In the fall of 1912 Aldo Leopold, the newly appointed supervisor of the Carson National Forest, married Estella Luna Otero Bergere, a prominent daughter of Santa Fe, and together they moved into their new house, “Mi Casita,” in the remote village of Tres Piedras, New Mexico. One hundred years later, in the summer of 2012, the doors to Mi Casita opened to a new generation of writers, thinkers, and artists interested in exploring connections in our communities and cultures, and in our lives and landscapes. The Aldo and Estella Leopold Residency provides an inspiring retreat for writers and artists in the physical context of the Leopold’s first home, and in the intellectual context of land ethics. Our mission is to enhance the relevance and cultural awareness of Aldo Leopold’s ideas in addressing the pressing environmental issues and conservation opportunities of our time.

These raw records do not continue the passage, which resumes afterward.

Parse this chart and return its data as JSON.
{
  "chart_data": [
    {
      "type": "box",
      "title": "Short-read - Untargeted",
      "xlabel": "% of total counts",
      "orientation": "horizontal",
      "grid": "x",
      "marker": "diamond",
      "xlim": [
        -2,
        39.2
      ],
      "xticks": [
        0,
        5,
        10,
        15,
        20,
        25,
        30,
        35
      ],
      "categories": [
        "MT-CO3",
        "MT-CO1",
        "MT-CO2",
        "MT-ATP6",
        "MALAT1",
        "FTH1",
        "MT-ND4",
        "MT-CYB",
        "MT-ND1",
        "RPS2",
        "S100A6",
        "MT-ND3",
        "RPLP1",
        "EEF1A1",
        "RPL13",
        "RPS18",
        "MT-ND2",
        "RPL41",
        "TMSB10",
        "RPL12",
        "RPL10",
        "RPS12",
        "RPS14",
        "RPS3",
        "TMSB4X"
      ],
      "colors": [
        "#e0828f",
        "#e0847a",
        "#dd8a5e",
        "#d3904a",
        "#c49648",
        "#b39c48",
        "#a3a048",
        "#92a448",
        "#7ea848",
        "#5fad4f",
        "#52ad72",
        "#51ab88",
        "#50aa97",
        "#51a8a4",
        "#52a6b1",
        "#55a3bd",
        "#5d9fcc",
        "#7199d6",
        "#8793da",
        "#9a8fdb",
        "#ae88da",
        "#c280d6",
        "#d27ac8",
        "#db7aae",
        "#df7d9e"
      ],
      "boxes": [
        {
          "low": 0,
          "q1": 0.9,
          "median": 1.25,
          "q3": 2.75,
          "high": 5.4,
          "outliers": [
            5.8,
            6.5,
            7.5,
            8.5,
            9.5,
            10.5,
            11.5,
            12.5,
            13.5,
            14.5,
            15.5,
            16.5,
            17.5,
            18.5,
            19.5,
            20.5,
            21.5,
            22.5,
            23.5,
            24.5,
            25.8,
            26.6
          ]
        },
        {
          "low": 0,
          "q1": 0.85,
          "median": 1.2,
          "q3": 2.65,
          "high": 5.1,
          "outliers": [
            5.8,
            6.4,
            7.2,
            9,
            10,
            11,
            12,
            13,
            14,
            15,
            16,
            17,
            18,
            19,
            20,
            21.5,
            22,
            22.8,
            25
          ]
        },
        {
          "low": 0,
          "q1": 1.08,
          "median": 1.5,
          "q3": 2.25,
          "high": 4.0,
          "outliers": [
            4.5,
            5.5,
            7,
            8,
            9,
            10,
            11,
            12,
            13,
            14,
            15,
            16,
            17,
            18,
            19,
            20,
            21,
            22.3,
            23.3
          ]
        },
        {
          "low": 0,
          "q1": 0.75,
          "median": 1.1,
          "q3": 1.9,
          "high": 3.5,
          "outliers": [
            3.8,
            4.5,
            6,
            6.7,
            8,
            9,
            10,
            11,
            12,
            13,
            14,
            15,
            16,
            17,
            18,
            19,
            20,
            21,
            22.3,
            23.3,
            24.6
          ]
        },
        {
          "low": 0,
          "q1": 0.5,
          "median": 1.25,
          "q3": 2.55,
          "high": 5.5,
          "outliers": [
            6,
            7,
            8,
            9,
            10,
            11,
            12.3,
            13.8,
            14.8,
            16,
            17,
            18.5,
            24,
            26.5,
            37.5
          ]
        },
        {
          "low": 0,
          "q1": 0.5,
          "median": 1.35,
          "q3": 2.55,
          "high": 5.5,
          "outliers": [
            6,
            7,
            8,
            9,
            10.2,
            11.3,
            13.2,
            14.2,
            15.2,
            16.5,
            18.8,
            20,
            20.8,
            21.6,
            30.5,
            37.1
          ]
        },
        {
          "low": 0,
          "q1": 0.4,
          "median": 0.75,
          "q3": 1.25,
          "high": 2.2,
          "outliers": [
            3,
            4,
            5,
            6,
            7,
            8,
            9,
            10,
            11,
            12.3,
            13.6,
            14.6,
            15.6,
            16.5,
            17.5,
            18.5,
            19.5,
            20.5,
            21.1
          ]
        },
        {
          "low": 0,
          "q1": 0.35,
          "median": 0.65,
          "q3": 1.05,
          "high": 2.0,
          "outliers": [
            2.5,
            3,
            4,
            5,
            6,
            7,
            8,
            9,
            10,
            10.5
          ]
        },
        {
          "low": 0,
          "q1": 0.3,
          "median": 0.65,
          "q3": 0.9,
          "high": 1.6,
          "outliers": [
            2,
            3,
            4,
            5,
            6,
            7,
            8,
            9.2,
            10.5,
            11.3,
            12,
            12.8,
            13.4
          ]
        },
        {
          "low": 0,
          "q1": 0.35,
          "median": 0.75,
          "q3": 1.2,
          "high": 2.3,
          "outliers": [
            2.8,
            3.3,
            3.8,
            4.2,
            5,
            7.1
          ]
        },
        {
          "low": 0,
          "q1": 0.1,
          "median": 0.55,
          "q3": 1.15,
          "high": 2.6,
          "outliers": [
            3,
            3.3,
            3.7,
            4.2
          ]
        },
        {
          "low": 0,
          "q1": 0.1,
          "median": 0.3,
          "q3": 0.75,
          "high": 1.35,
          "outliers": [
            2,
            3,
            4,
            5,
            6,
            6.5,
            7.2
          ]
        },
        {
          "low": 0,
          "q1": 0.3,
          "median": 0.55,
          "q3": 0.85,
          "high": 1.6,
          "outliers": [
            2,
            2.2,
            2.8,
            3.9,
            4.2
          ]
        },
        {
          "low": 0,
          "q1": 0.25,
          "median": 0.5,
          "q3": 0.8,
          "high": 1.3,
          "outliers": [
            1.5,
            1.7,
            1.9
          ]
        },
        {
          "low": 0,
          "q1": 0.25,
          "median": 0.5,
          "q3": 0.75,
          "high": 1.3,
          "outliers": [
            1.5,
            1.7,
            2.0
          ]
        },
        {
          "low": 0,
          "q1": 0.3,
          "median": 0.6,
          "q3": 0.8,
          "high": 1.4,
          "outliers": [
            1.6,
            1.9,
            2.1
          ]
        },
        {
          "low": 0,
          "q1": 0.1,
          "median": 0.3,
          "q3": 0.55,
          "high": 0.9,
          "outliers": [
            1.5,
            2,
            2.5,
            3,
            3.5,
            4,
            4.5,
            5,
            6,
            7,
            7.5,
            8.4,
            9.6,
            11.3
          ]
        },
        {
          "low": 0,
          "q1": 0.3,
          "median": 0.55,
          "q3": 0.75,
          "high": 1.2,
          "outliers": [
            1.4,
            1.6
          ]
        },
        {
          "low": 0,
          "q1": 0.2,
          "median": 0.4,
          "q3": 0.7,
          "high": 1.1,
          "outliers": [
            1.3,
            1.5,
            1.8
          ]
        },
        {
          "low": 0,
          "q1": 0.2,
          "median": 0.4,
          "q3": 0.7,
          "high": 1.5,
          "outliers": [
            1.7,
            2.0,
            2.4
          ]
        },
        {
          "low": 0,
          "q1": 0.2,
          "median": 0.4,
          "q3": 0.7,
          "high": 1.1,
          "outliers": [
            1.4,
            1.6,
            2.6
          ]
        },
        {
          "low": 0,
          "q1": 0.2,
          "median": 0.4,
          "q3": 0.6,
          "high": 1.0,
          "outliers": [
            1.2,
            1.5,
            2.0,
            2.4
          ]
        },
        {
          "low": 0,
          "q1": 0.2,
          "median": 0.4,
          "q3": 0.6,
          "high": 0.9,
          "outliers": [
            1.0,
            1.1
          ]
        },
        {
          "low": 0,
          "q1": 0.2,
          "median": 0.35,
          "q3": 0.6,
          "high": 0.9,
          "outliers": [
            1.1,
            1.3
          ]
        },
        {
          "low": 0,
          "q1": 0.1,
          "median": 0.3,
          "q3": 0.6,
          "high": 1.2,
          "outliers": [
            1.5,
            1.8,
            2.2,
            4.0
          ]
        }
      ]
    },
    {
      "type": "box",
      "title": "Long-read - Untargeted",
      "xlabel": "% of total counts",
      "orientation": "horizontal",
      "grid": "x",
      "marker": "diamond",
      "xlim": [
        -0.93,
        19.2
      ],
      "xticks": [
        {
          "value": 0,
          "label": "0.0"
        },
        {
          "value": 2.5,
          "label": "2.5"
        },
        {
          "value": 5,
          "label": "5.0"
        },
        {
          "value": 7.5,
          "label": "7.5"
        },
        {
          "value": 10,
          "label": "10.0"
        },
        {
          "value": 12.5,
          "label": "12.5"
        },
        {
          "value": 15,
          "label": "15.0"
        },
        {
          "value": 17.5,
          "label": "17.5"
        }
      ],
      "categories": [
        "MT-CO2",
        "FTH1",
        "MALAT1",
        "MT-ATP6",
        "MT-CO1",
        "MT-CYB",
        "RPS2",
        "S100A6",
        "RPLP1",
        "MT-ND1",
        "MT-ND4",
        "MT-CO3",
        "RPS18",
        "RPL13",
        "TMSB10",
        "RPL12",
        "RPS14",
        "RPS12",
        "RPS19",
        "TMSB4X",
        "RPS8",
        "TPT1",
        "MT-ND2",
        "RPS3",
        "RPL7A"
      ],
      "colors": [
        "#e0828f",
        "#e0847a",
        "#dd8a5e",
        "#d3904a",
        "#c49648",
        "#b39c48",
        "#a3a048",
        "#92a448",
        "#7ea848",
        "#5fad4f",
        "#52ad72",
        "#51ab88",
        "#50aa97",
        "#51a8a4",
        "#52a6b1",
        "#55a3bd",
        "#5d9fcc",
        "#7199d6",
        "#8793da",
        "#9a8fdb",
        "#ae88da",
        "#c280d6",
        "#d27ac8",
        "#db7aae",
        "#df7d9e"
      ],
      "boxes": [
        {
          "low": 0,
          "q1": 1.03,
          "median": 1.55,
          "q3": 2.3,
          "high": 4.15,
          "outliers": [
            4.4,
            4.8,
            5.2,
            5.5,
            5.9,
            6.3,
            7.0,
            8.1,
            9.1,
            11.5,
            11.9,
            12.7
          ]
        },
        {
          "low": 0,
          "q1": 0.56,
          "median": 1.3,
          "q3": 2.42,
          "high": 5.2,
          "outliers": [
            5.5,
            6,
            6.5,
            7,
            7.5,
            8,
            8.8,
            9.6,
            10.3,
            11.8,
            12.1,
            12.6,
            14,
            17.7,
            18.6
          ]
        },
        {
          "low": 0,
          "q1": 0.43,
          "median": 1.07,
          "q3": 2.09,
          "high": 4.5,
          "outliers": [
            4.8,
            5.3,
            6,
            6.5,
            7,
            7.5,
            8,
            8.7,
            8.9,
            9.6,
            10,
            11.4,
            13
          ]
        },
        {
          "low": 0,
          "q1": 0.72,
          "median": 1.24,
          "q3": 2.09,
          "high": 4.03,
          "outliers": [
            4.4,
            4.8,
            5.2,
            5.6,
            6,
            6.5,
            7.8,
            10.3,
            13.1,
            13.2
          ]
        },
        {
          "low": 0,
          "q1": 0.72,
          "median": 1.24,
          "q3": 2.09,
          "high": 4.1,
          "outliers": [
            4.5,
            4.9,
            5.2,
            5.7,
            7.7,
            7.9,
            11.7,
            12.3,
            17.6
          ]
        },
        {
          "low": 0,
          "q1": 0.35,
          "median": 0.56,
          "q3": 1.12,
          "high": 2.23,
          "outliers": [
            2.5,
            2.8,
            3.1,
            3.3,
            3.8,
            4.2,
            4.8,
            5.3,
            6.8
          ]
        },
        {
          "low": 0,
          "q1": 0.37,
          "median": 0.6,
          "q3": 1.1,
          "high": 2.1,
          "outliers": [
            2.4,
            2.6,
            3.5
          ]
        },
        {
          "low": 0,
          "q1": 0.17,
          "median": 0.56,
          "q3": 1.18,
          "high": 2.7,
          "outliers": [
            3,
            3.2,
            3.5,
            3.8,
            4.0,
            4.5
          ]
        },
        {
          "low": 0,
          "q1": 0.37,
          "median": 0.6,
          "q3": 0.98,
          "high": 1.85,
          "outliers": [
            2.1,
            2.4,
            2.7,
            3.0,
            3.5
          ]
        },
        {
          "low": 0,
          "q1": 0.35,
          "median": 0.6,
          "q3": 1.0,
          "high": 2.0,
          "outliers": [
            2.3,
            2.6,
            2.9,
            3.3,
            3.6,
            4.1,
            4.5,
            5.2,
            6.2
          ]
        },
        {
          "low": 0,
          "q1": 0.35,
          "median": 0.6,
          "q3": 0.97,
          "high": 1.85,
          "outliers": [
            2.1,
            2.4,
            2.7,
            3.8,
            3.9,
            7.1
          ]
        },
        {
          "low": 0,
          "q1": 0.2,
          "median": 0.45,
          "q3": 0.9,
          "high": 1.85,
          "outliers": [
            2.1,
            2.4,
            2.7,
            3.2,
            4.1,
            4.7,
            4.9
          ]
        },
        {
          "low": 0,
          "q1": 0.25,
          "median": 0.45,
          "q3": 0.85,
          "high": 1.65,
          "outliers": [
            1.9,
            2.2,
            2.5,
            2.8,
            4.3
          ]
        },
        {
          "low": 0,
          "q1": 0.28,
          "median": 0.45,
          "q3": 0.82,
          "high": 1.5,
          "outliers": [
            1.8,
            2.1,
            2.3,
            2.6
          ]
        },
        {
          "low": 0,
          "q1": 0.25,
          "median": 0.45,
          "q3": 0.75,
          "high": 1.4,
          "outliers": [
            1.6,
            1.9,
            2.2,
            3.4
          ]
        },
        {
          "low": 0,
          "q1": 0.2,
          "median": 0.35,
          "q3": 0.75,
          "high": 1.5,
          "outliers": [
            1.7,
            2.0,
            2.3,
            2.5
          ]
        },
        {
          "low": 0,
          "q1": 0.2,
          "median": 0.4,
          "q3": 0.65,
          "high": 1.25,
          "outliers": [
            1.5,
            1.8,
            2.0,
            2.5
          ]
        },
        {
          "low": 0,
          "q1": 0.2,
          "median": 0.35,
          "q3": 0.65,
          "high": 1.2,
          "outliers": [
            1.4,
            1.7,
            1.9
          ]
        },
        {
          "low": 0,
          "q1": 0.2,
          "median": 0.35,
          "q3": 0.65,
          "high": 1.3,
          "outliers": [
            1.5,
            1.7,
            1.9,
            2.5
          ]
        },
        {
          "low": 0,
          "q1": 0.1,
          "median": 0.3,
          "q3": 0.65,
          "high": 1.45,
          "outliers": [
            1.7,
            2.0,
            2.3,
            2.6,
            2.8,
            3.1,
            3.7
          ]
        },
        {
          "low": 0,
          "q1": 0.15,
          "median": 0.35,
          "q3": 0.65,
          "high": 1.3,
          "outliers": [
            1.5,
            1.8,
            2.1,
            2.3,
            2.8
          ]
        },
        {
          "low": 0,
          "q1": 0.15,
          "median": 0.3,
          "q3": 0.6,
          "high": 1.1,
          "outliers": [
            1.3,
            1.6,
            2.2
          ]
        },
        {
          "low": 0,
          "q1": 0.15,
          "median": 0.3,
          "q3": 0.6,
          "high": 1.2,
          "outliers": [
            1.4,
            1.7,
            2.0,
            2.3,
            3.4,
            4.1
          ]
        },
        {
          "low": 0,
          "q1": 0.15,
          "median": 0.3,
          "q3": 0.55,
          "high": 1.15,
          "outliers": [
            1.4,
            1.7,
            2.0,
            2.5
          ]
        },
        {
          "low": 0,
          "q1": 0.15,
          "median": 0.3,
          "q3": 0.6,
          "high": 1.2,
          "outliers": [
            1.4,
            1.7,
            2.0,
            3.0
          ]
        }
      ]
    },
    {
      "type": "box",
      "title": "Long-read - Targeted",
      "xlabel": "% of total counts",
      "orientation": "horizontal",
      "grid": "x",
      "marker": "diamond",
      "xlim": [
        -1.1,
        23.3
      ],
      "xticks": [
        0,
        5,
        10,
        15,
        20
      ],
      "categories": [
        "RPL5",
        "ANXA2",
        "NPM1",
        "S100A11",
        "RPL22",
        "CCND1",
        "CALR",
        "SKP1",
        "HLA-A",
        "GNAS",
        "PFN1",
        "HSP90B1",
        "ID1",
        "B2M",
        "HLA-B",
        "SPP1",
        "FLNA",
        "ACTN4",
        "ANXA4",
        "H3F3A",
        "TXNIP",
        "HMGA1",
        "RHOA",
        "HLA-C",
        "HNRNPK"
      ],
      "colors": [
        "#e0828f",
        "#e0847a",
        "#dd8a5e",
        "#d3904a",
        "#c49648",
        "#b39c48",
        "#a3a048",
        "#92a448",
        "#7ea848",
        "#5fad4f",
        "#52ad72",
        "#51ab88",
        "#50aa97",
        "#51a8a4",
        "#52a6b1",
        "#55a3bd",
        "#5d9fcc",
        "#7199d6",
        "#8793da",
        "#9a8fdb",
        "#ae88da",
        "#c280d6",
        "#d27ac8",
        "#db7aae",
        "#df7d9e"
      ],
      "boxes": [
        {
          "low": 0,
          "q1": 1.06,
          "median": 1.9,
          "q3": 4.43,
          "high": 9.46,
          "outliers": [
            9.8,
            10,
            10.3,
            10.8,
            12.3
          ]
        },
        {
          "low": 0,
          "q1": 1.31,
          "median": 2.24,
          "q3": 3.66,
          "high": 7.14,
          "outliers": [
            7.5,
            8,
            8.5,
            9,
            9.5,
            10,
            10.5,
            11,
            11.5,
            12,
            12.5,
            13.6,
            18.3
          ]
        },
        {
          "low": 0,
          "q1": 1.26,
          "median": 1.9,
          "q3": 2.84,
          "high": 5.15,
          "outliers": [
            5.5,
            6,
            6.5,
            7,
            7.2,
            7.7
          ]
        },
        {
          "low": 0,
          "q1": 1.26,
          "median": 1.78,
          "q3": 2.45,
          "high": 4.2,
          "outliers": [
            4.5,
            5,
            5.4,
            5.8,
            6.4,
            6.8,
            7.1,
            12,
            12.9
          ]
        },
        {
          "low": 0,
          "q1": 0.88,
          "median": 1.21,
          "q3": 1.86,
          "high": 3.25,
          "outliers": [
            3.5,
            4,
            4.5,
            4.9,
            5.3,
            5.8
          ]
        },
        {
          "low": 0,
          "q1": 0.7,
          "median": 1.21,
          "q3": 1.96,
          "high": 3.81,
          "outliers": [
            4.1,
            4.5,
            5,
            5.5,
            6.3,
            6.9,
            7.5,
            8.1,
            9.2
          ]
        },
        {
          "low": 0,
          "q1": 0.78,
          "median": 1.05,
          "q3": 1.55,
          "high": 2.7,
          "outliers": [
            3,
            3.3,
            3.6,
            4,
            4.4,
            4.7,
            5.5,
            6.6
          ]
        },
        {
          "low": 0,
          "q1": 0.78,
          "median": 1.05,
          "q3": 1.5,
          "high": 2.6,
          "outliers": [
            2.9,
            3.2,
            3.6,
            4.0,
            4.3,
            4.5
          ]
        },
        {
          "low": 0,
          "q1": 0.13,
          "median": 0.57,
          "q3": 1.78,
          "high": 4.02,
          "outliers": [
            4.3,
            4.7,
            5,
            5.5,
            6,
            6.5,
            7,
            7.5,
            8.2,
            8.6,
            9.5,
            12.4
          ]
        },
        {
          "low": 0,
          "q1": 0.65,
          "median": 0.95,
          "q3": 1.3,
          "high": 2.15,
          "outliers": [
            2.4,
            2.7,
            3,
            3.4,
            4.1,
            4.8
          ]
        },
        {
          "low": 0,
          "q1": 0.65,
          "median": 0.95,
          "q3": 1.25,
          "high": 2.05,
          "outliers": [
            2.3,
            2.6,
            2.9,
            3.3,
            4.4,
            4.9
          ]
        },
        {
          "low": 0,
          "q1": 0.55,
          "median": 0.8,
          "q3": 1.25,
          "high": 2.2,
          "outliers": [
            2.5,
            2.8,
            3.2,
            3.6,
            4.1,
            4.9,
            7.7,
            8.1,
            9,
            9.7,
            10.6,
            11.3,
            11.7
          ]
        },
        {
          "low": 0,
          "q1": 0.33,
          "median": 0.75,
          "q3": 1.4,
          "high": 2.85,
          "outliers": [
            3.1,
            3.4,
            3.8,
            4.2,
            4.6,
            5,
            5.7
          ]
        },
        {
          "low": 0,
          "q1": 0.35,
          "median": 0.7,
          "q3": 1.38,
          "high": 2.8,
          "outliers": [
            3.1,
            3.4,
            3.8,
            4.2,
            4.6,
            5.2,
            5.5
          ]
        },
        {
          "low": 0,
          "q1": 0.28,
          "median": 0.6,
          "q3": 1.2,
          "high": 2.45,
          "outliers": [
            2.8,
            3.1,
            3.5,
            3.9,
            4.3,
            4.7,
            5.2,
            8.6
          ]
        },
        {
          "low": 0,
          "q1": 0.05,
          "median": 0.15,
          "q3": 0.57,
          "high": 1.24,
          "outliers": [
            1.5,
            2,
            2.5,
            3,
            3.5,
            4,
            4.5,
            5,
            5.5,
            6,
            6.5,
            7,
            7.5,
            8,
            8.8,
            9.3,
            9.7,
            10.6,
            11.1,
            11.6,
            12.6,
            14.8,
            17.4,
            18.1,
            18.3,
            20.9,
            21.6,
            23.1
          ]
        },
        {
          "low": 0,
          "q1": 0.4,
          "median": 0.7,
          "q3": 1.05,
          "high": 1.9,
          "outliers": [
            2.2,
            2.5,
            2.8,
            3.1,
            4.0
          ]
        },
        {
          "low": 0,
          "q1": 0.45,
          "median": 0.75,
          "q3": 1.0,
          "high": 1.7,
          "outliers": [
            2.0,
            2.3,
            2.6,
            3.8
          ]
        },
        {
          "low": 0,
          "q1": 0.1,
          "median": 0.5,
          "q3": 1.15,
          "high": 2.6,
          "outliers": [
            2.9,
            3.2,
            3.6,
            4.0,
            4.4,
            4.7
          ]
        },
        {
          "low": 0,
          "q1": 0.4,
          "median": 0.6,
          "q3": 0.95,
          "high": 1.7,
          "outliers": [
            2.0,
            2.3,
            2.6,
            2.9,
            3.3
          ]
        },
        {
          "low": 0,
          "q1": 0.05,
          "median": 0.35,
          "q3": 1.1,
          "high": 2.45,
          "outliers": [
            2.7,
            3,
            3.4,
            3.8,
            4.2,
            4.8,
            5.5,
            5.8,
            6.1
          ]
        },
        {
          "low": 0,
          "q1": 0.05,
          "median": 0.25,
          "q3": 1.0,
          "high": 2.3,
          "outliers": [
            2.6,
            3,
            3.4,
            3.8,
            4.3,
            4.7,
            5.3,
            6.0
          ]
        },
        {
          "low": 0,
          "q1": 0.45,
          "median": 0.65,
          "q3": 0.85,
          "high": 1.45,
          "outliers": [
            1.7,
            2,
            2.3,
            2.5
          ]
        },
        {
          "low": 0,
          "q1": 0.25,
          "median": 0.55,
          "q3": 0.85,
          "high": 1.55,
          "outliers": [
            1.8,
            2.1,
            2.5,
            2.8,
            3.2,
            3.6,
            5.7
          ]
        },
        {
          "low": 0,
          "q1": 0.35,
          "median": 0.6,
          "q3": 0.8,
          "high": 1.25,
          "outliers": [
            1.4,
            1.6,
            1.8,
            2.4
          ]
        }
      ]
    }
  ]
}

Residents are invited for up to a one-month stay at Mi Casita during the months of May to October. Each year the Residency’s steering committee invites two writers (selected from a pool of college students, graduate students, post-graduate students, and other emerging and mid-career professional writer applicants) to become residents. Each resident receives a stipend of $500 to help defray travel and living expenses. In exchange, and in addition to whatever other projects the resident pursues, each resident commits to offering a public presentation of their work in nearby Taos, New Mexico, sometime during or immediately after their Mi Casita stay.
Our Mission
Aldo Leopold is the author of A Sand County Almanac in which he asserts his land ethic: “A thing is right when it tends to preserve the integrity, stability, and beauty of the biotic community. It is wrong when it tends otherwise.”
The Leopold Writing Program builds on Aldo Leopold’s legacy as a writer by inspiring the next generation to participate in the evolution of environmental ethics through the written word. Our MISSION is to create an intergenerational network of leaders who, by virtue of their writing talent, have the potential to change the cultural story about the relationship between humans and Nature.